The results of in vitro proliferation demonstrate that the repairing capacity of PL is maintained also in presence of the PAA based vehicle up to 14 days of storage at 2–8°C. This allows patients to use the formulation for 2 weeks before returning for additional blood drawing to obtain another preparation.

In the in vitro wound healing study, the cell growth in presence of Carbopol confirms the results of the proliferation test. The in vitro proliferation and wound healing tests represent a valuable instrument to increase the confidence in quality and consistency of the active substance that is in this case PL. Both proliferation and wound healing have the advantage among other possible in vitro test, such as ELISA, of estimating the effect of the whole network of PDGFs.

Though the cell growth was slower in presence of Carbopol 974P with respect to PL alone, no evidence of cell death was observed (cells detached from Petri bottom and round shaped in suspension).
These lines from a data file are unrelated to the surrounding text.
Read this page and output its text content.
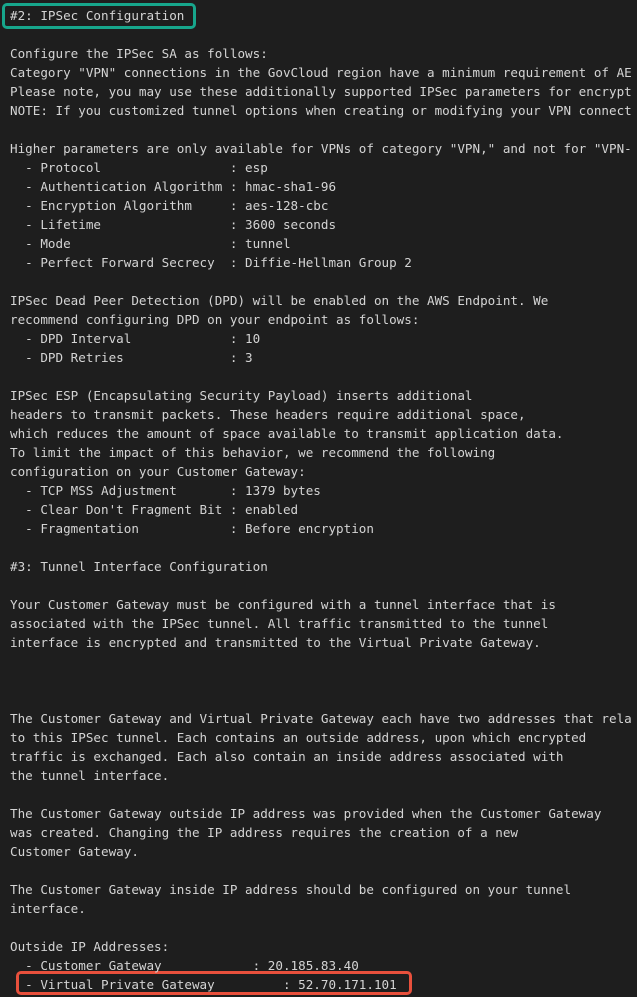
#2: IPSec Configuration
Configure the IPSec SA as follows:
Category "VPN" connections in the GovCloud region have a minimum requirement of AE
Please note, you may use these additionally supported IPSec parameters for encrypt
NOTE: If you customized tunnel options when creating or modifying your VPN connect
Higher parameters are only available for VPNs of category "VPN," and not for "VPN-
- Protocol                 : esp
- Authentication Algorithm : hmac-sha1-96
- Encryption Algorithm     : aes-128-cbc
- Lifetime                 : 3600 seconds
- Mode                     : tunnel
- Perfect Forward Secrecy  : Diffie-Hellman Group 2
IPSec Dead Peer Detection (DPD) will be enabled on the AWS Endpoint. We
recommend configuring DPD on your endpoint as follows:
- DPD Interval             : 10
- DPD Retries              : 3
IPSec ESP (Encapsulating Security Payload) inserts additional
headers to transmit packets. These headers require additional space,
which reduces the amount of space available to transmit application data.
To limit the impact of this behavior, we recommend the following
configuration on your Customer Gateway:
- TCP MSS Adjustment       : 1379 bytes
- Clear Don't Fragment Bit : enabled
- Fragmentation            : Before encryption
#3: Tunnel Interface Configuration
Your Customer Gateway must be configured with a tunnel interface that is
associated with the IPSec tunnel. All traffic transmitted to the tunnel
interface is encrypted and transmitted to the Virtual Private Gateway.
The Customer Gateway and Virtual Private Gateway each have two addresses that rela
to this IPSec tunnel. Each contains an outside address, upon which encrypted
traffic is exchanged. Each also contain an inside address associated with
the tunnel interface.
The Customer Gateway outside IP address was provided when the Customer Gateway
was created. Changing the IP address requires the creation of a new
Customer Gateway.
The Customer Gateway inside IP address should be configured on your tunnel
interface.
Outside IP Addresses:
- Customer Gateway            : 20.185.83.40
- Virtual Private Gateway         : 52.70.171.101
The slower growth may be attributed to the viscosity of Carbopol 974: even if the concentration of Carbopol used is biocompatible with this cell substrate as evidenced by cytotoxicity study, the slight increase of viscosity of the medium might have produced a moderate interference of cell growth in vitro on fibroblast culture.
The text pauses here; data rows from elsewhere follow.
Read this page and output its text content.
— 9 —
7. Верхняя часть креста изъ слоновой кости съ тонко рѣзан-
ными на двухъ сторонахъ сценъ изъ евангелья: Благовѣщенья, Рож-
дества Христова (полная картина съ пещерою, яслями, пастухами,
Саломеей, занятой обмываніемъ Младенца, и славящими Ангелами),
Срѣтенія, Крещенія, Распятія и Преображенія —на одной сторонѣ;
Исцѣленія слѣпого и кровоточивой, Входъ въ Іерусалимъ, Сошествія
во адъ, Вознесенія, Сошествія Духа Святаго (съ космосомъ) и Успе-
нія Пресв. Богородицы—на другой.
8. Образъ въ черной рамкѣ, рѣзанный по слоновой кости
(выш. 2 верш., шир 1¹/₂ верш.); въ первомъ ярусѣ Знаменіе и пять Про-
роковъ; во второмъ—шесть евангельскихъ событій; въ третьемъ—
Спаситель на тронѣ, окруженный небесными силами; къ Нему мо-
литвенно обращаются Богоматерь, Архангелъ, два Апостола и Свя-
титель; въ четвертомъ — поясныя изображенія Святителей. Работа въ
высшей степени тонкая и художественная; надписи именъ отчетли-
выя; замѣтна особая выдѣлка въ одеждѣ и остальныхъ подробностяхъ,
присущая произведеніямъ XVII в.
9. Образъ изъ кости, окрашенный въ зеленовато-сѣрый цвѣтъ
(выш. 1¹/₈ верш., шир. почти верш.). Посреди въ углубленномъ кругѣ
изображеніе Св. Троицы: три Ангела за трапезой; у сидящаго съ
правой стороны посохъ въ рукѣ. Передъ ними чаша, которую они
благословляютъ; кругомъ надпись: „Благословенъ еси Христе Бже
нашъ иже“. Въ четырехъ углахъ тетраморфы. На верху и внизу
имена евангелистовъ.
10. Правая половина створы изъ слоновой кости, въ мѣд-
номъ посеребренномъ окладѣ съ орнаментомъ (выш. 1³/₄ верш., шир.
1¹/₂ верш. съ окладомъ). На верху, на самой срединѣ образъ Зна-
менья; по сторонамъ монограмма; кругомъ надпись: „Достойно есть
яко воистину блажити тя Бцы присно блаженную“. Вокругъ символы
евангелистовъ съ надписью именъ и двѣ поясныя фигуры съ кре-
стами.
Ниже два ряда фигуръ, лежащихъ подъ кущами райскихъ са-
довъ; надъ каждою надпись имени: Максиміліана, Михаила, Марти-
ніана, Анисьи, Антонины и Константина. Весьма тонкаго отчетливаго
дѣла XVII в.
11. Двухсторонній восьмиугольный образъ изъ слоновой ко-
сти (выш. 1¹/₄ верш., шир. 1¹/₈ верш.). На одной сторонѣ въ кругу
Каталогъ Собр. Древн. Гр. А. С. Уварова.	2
In vitro properties of PL are not affected by the combination with PAA, which in turn is expected to increase in vitro the efficacy of the formulation increasing contact time of platelet lysate on oral mucosa.
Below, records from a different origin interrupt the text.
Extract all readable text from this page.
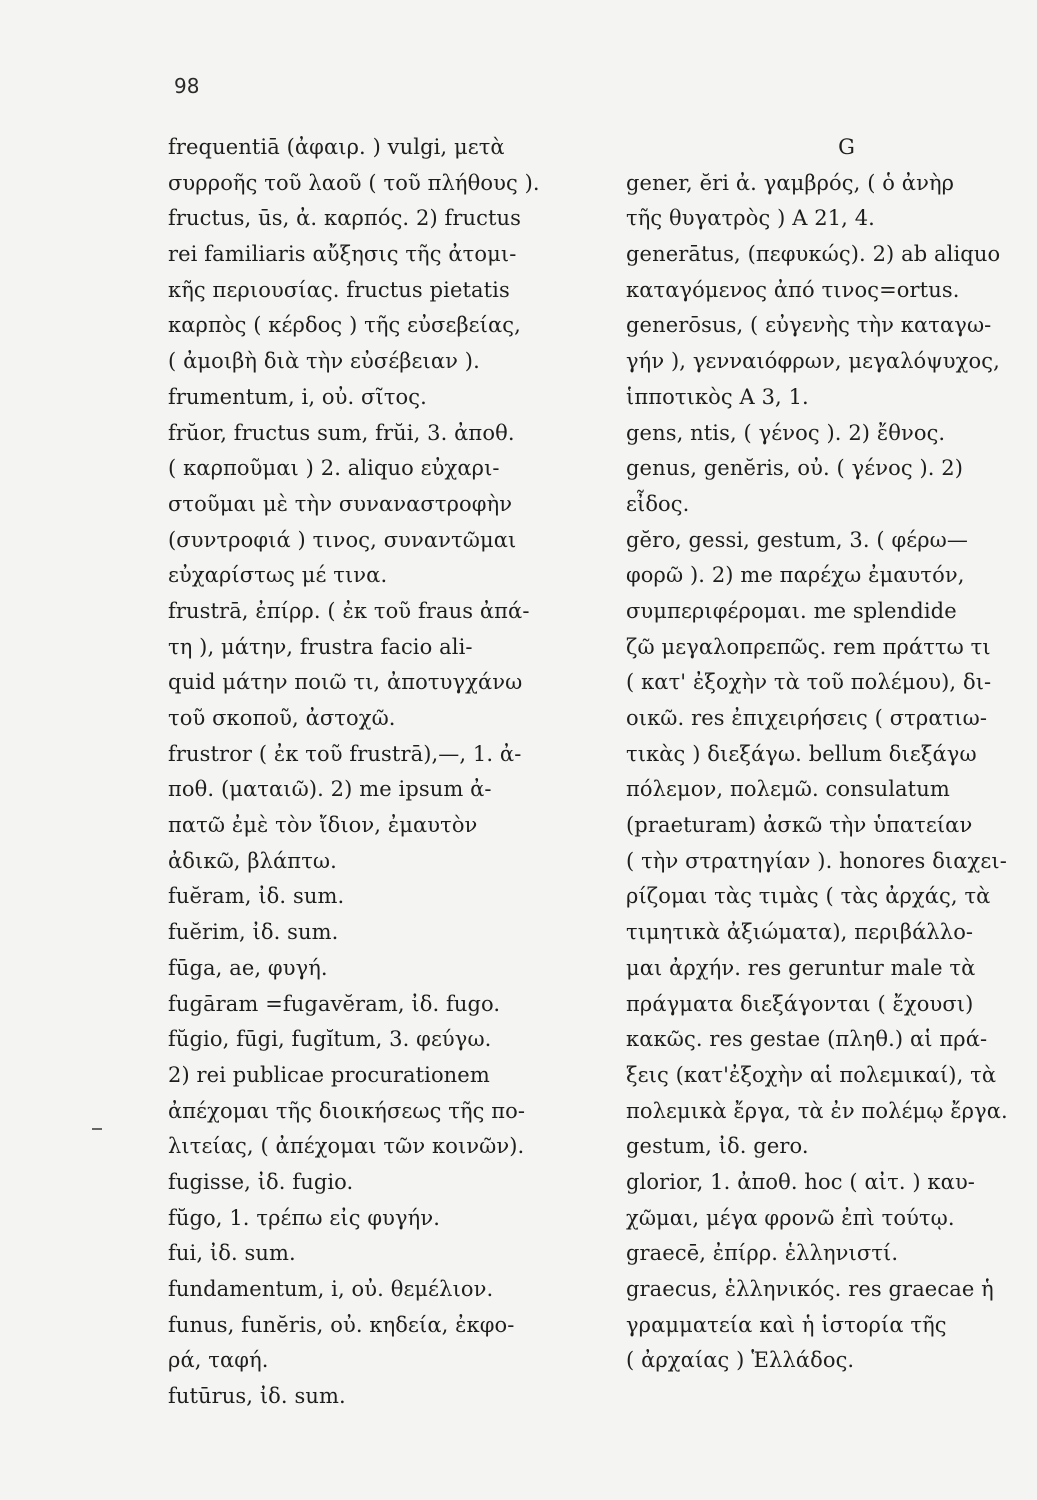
98
frequentiā (ἀφαιρ. ) vulgi, μετὰ
συρροῆς τοῦ λαοῦ ( τοῦ πλήθους ).
fructus, ūs, ἀ. καρπός. 2) fructus
rei familiaris αὔξησις τῆς ἀτομι-
κῆς περιουσίας. fructus pietatis
καρπὸς ( κέρδος ) τῆς εὐσεβείας,
( ἀμοιβὴ διὰ τὴν εὐσέβειαν ).
frumentum, i, οὐ. σῖτος.
frŭor, fructus sum, frŭi, 3. ἀποθ.
( καρποῦμαι ) 2. aliquo εὐχαρι-
στοῦμαι μὲ τὴν συναναστροφὴν
(συντροφιά ) τινος, συναντῶμαι
εὐχαρίστως μέ τινα.
frustrā, ἐπίρρ. ( ἐκ τοῦ fraus ἀπά-
τη ), μάτην, frustra facio ali-
quid μάτην ποιῶ τι, ἀποτυγχάνω
τοῦ σκοποῦ, ἀστοχῶ.
frustror ( ἐκ τοῦ frustrā),—, 1. ἀ-
ποθ. (ματαιῶ). 2) me ipsum ἀ-
πατῶ ἐμὲ τὸν ἴδιον, ἐμαυτὸν
ἀδικῶ, βλάπτω.
fuĕram, ἰδ. sum.
fuĕrim, ἰδ. sum.
fūga, ae, φυγή.
fugāram =fugavĕram, ἰδ. fugo.
fŭgio, fūgi, fugĭtum, 3. φεύγω.
2) rei publicae procurationem
ἀπέχομαι τῆς διοικήσεως τῆς πο-
λιτείας, ( ἀπέχομαι τῶν κοινῶν).
fugisse, ἰδ. fugio.
fŭgo, 1. τρέπω εἰς φυγήν.
fui, ἰδ. sum.
fundamentum, i, οὐ. θεμέλιον.
funus, funĕris, οὐ. κηδεία, ἐκφο-
ρά, ταφή.
futūrus, ἰδ. sum.
G
gener, ĕri ἀ. γαμβρός, ( ὁ ἀνὴρ
τῆς θυγατρὸς ) Α 21, 4.
generātus, (πεφυκώς). 2) ab aliquo
καταγόμενος ἀπό τινος=ortus.
generōsus, ( εὐγενὴς τὴν καταγω-
γήν ), γενναιόφρων, μεγαλόψυχος,
ἱπποτικὸς Α 3, 1.
gens, ntis, ( γένος ). 2) ἔθνος.
genus, genĕris, οὐ. ( γένος ). 2)
εἶδος.
gĕro, gessi, gestum, 3. ( φέρω—
φορῶ ). 2) me παρέχω ἐμαυτόν,
συμπεριφέρομαι. me splendide
ζῶ μεγαλοπρεπῶς. rem πράττω τι
( κατ' ἐξοχὴν τὰ τοῦ πολέμου), δι-
οικῶ. res ἐπιχειρήσεις ( στρατιω-
τικὰς ) διεξάγω. bellum διεξάγω
πόλεμον, πολεμῶ. consulatum
(praeturam) ἀσκῶ τὴν ὑπατείαν
( τὴν στρατηγίαν ). honores διαχει-
ρίζομαι τὰς τιμὰς ( τὰς ἀρχάς, τὰ
τιμητικὰ ἀξιώματα), περιβάλλο-
μαι ἀρχήν. res geruntur male τὰ
πράγματα διεξάγονται ( ἔχουσι)
κακῶς. res gestae (πληθ.) αἱ πρά-
ξεις (κατ'ἐξοχὴν αἱ πολεμικαί), τὰ
πολεμικὰ ἔργα, τὰ ἐν πολέμῳ ἔργα.
gestum, ἰδ. gero.
glorior, 1. ἀποθ. hoc ( αἰτ. ) καυ-
χῶμαι, μέγα φρονῶ ἐπὶ τούτῳ.
graecē, ἐπίρρ. ἑλληνιστί.
graecus, ἑλληνικός. res graecae ἡ
γραμματεία καὶ ἡ ἱστορία τῆς
( ἀρχαίας ) Ἑλλάδος.
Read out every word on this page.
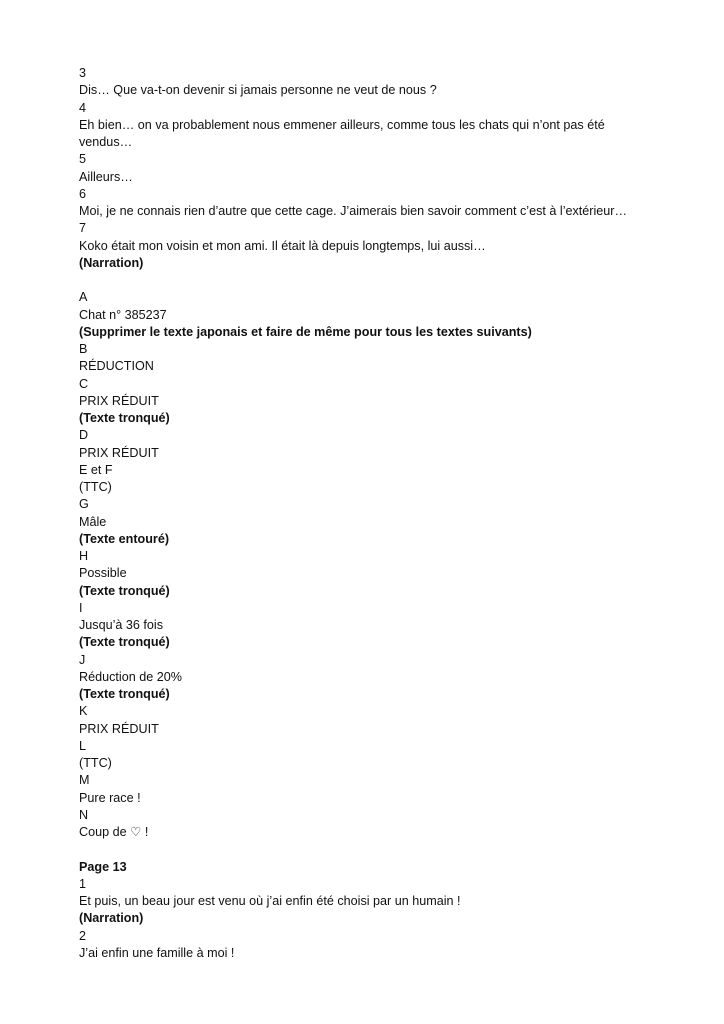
3

Dis… Que va-t-on devenir si jamais personne ne veut de nous ?

4

Eh bien… on va probablement nous emmener ailleurs, comme tous les chats qui n’ont pas été

vendus…

5

Ailleurs…

6

Moi, je ne connais rien d’autre que cette cage. J’aimerais bien savoir comment c’est à l’extérieur…

7

Koko était mon voisin et mon ami. Il était là depuis longtemps, lui aussi…

(Narration)

A

Chat n° 385237

(Supprimer le texte japonais et faire de même pour tous les textes suivants)

B

RÉDUCTION

C

PRIX RÉDUIT

(Texte tronqué)

D

PRIX RÉDUIT

E et F

(TTC)

G

Mâle

(Texte entouré)

H

Possible

(Texte tronqué)

I

Jusqu’à 36 fois

(Texte tronqué)

J

Réduction de 20%

(Texte tronqué)

K

PRIX RÉDUIT

L

(TTC)

M

Pure race !

N

Coup de ♡ !

Page 13

1

Et puis, un beau jour est venu où j’ai enfin été choisi par un humain !

(Narration)

2

J’ai enfin une famille à moi !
The preliminary in vivo experience was also encouraging: the compliance of GVPL was excellent for all patients. Out of seven patients with OM refractory to any therapy, a response in six patients with grade III mucositis was obtained while no response was obtained in only one patient with grade IV mucositis. The latter patient suffered from a severe autoimmune disease (ulcerative colitis) that, along with the employment of allogeneic PLT, may have impaired the response. Of note, out of the six responders, two achieved complete “restitutio ad integrum” of oral mucosa and the remaining patients showed an important improvement that is reduction of at least 25% OM and, in all patients, except one, reduction of analgesics. The possibility of a significant tapering of analgesics (withdrawn in two patients, reduced in three patients) and the contemporary improvement of feeding and therefore nutritional status (weight gain) was remarkable for its impact in the quality of life. The absence of bacterial and fungal contamination in GVPL and the lack of oral infections during the entire lapse of GVPL application allow us to consider our approach safe. It is important to note that the significant reduction of oral lesions may also reduce the risk of disseminated infections.

CONCLUSIONS

The in vitro proliferation test demonstrated to be a suitable cell culture model to evaluate proliferation performance of platelet lysate in easy and fast way. This will be useful to develop and screen innovative formulations intended for the delivery of platelet lysate. In particular, it will be possible to put in evidence the compatibility of the platelet lysate growth factors with possible excipients and also to compare the stability data of platelet lysate action in a polymeric vehicle. In addition the in vitro wound healing test demonstrated to be a proof of concept evaluation.

The mucoadhesive formulation was characterized in vitro by good technological properties (consistency and mucoadhesion) and good in vitro proliferation and wound healing properties. The in vivo preliminary results suggest that oral application of GVPL is feasible, safe, well tolerated, and effective in GvHD patients with OM, even if these results need to be confirmed in a larger clinical study, possibly controlled and randomized. Also, other categories of patients might benefit from this approach, for instance all patients with OM after high-dose chemo/radiotherapy with the potential to open a simple and economic possibility to cure mucosal lesions otherwise very difficult to treat.

Acknowledgments

The authors wish to thank Cariplo Foundation for the financial support (Project title: “Platelet gel bioadhesive systems for mucositis in chemio/radio therapy and stem cell trasplantation” call 2006).